Another year passes and we have some money to start changing things, to make it ours. The builders pull away a kitchen cupboard and discover that some letters have fallen down the back, via the narrowest of cracks. One of the letters is addressed to the former owner but has been forwarded from his previous address (said letter has been lost in this dark gap for a good decade by now). And his old address? The house we lost the first time.
Coincidence? Of course. I can whittle down the seemingly huge odds: we are talking about two houses in London, similar in style. And perhaps we responded to his taste in both places? But even so, when I tell people the story, they are convinced that “this is a sign”. And perhaps I am too.
I am writing this while on holiday in Chile. I landed last Sunday morning, checked into the hotel and needed coffee. The dining room was open and there were only two other people in there. I tuned in to them speaking Portuguese but there was something else about their voices that stood out. I stared: it was two friends from São Paulo. We got over the shock and then discovered that we had the exact same travel plans for the coming days, right down to the same hotels. Coincidence.
I can go on: a conversation with a man at another table in a New York café who says that, one day, he’d like to go to London. He has a friend there. Perhaps I know him? I explain that London is a big place. He tells me his friend’s name – it’s someone I know very well.
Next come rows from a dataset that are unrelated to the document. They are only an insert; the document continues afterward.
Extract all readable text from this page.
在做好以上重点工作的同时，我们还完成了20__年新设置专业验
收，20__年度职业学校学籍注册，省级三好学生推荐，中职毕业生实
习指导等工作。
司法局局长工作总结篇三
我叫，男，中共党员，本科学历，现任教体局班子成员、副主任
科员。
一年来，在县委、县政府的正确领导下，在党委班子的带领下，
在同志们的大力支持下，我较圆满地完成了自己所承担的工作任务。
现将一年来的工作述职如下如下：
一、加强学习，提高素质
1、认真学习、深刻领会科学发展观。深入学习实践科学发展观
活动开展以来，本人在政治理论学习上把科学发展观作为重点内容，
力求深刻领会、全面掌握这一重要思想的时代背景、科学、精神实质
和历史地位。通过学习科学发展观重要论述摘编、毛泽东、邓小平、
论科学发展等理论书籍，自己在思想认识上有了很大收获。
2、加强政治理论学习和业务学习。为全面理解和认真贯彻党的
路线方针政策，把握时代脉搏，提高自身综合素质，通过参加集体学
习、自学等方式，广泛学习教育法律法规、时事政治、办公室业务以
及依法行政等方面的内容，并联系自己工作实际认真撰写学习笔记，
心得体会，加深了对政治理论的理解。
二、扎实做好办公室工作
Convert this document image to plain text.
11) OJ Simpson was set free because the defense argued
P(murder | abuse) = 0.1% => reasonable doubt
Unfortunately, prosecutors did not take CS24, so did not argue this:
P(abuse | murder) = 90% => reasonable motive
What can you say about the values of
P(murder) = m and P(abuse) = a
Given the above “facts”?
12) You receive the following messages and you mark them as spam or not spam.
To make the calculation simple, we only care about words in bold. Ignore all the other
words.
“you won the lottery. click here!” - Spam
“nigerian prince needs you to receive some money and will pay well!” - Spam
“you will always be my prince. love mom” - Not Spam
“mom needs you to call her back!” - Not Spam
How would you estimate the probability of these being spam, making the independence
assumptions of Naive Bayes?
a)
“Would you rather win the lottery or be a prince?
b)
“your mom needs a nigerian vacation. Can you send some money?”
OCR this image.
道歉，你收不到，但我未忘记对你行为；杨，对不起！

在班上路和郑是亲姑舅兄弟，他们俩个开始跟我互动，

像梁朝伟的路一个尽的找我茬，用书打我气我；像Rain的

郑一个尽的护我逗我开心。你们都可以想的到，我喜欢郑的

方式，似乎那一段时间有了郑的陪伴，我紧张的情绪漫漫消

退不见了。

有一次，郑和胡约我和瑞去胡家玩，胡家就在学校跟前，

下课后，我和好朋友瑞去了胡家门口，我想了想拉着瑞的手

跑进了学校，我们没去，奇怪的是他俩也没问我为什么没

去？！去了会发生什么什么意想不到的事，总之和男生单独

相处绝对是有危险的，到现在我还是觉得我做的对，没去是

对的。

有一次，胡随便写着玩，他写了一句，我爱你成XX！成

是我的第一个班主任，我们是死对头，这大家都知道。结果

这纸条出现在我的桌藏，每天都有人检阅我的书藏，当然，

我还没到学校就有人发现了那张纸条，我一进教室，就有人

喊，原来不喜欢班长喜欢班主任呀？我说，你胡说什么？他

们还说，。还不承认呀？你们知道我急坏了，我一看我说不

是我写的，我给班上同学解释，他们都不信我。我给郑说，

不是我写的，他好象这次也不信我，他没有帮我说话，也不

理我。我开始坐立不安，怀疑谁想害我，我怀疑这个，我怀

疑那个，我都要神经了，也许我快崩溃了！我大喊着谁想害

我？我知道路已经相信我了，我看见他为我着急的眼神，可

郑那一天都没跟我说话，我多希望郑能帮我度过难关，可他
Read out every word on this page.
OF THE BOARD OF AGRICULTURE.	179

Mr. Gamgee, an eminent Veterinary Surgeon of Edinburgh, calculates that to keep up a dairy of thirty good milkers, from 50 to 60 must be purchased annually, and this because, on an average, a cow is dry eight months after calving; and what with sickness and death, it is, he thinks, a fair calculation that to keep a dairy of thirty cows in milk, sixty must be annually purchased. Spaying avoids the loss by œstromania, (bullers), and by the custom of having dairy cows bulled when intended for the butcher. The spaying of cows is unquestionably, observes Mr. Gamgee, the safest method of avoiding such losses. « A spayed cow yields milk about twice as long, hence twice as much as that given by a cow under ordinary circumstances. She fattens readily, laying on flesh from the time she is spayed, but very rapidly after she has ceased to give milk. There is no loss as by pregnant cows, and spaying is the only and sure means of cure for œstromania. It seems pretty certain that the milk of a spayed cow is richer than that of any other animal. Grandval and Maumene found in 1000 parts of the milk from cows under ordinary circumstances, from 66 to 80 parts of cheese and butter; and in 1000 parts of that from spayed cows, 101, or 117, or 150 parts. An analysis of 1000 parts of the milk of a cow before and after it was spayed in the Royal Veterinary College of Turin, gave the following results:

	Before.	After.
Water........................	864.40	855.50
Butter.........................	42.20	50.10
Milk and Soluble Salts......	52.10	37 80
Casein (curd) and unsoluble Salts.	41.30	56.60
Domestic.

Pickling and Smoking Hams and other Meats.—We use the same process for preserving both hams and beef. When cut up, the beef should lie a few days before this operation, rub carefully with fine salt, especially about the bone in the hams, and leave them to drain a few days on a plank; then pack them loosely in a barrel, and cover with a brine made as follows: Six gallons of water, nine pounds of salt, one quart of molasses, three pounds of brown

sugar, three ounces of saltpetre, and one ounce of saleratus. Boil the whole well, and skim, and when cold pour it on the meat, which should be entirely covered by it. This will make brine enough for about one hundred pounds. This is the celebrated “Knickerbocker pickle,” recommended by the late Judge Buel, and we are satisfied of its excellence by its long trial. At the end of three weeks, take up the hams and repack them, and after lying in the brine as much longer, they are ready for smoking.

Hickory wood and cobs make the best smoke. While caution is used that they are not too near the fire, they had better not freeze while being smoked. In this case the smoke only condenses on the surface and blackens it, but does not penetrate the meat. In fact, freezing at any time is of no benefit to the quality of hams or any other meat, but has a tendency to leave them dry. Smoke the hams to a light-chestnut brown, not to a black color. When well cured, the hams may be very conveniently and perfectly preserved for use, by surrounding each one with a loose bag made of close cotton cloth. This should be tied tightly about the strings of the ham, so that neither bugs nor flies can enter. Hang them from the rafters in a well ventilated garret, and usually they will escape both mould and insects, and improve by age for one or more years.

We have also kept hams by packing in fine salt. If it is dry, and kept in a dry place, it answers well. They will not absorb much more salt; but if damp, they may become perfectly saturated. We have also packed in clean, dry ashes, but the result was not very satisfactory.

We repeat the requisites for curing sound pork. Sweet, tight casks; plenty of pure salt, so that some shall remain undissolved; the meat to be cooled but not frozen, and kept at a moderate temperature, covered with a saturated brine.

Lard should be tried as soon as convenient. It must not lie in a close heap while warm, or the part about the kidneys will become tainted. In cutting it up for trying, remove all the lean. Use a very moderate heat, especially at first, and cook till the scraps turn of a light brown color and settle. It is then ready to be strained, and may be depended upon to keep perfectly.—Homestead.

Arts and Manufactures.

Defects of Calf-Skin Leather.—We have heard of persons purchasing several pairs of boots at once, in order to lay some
How, in a world with so many millions of people, are these coincidences so common? Well, lots of genius statisticians have looked at the world of coincidence and come to the conclusion that so many millions of people is precisely why these events happen. So perhaps a better question is why these moments of coincidence have such impact and resonate with us in a way that seems to matter. Now I promise it’s not the pisco sours at play, or the thin air up here in the Atacama desert, but perhaps – in what feels like a world where faith is diminished – these events make us see meaning in the everyday. They hint at things we can’t explain away with our usual cynicism. And beyond all that? Well, they make bloody good stories.